Cette étude participe à l’affirmation d’une psychiatrie soutenant le respect des libertés individuelles. Elle accompagne les modifications réglementaires récentes (Loi du 26 janvier 2016 sur la modernisation du système de santé ; Décision du Conseil Constitutionnel du 19 juin 2020 sur l’inconstitutionnalité de la législation actuelle en matière d’isolement et de contention ; Loi du 14 décembre 2020 de financement de la Sécurité Sociale). Les résultats fourniront aux professionnels et aux établissements des leviers à la transformation des pratiques en vue d’un moindre recours à la coercition.
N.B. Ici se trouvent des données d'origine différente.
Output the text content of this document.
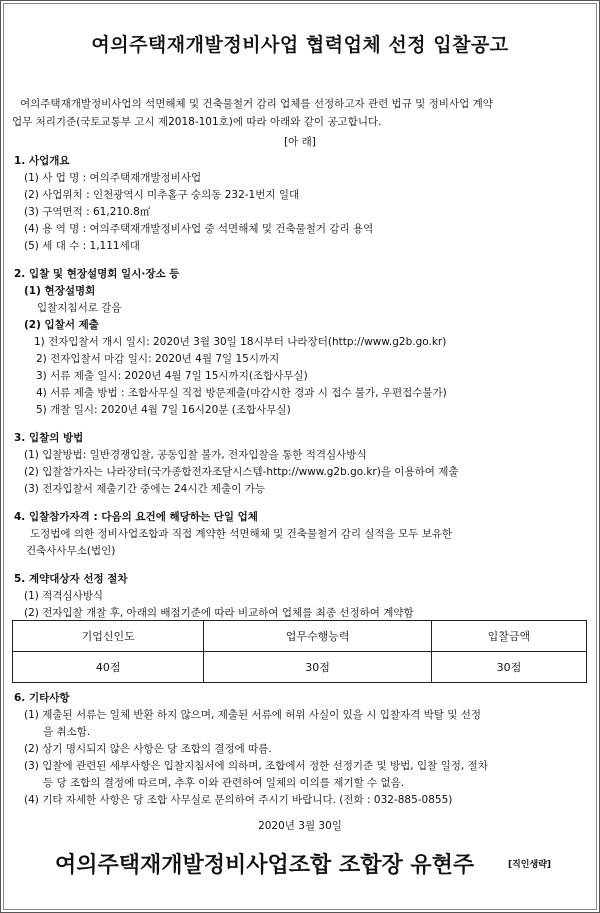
여의주택재개발정비사업 협력업체 선정 입찰공고
여의주택재개발정비사업의 석면해체 및 건축물철거 감리 업체를 선정하고자 관련 법규 및 정비사업 계약
업무 처리기준(국토교통부 고시 제2018-101호)에 따라 아래와 같이 공고합니다.
[아 래]
1. 사업개요
(1) 사 업 명 : 여의주택재개발정비사업
(2) 사업위치 : 인천광역시 미추홀구 숭의동 232-1번지 일대
(3) 구역면적 : 61,210.8㎡
(4) 용 역 명 : 여의주택재개발정비사업 중 석면해체 및 건축물철거 감리 용역
(5) 세 대 수 : 1,111세대
2. 입찰 및 현장설명회 일시·장소 등
(1) 현장설명회
입찰지침서로 갈음
(2) 입찰서 제출
1) 전자입찰서 개시 일시: 2020년 3월 30일 18시부터 나라장터(http://www.g2b.go.kr)
2) 전자입찰서 마감 일시: 2020년 4월 7일 15시까지
3) 서류 제출 일시: 2020년 4월 7일 15시까지(조합사무실)
4) 서류 제출 방법 : 조합사무실 직접 방문제출(마감시한 경과 시 접수 불가, 우편접수불가)
5) 개찰 일시: 2020년 4월 7일 16시20분 (조합사무실)
3. 입찰의 방법
(1) 입찰방법: 일반경쟁입찰, 공동입찰 불가, 전자입찰을 통한 적격심사방식
(2) 입찰참가자는 나라장터(국가종합전자조달시스템-http://www.g2b.go.kr)을 이용하여 제출
(3) 전자입찰서 제출기간 중에는 24시간 제출이 가능
4. 입찰참가자격 : 다음의 요건에 해당하는 단일 업체
도정법에 의한 정비사업조합과 직접 계약한 석면해체 및 건축물철거 감리 실적을 모두 보유한
건축사사무소(법인)
5. 계약대상자 선정 절차
(1) 적격심사방식
(2) 전자입찰 개찰 후, 아래의 배점기준에 따라 비교하여 업체를 최종 선정하여 계약함
기업신인도	업무수행능력	입찰금액
40점	30점	30점
6. 기타사항
(1) 제출된 서류는 일체 반환 하지 않으며, 제출된 서류에 허위 사실이 있을 시 입찰자격 박탈 및 선정
을 취소함.
(2) 상기 명시되지 않은 사항은 당 조합의 결정에 따름.
(3) 입찰에 관련된 세부사항은 입찰지침서에 의하며, 조합에서 정한 선정기준 및 방법, 입찰 일정, 절차
등 당 조합의 결정에 따르며, 추후 이와 관련하여 일체의 이의를 제기할 수 없음.
(4) 기타 자세한 사항은 당 조합 사무실로 문의하여 주시기 바랍니다. (전화 : 032-885-0855)
2020년 3월 30일
여의주택재개발정비사업조합 조합장 유현주	[직인생략]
Ce projet permettra d’orienter les décisions concernant l’évolution de l’offre de soins en psychiatrie, les modalités de coordination et de coopération entre les différents acteurs du parcours de soin, afin de limiter les coûts physiques, psychosociaux, et économiques causés par le recours à la coercition.

Membres du projet

Groupe projet : Magali Coldefy – Jean-Paul Lanquetin – Frédéric Mougeot – Loïc Rohr – Sébastien Saetta –Yvonne Quenum – Livia Velpry – Stagiaire Infirmier en Pratique Avancée – Stagiaire en santé publique – Ingénieur·e de recherche (Sciences humaines et Sociales).

Comité de suivi : Brigitte Alban – Nadine Angénieux – Olivier Chamoret – Cécile Charmont – Éric Fakra – Emmanuelle Fillion – Claude Finkelstein – Dominique Friard – Radoine Haoui – Florian Magny – Delphine Moreau – Aurélie Tinland.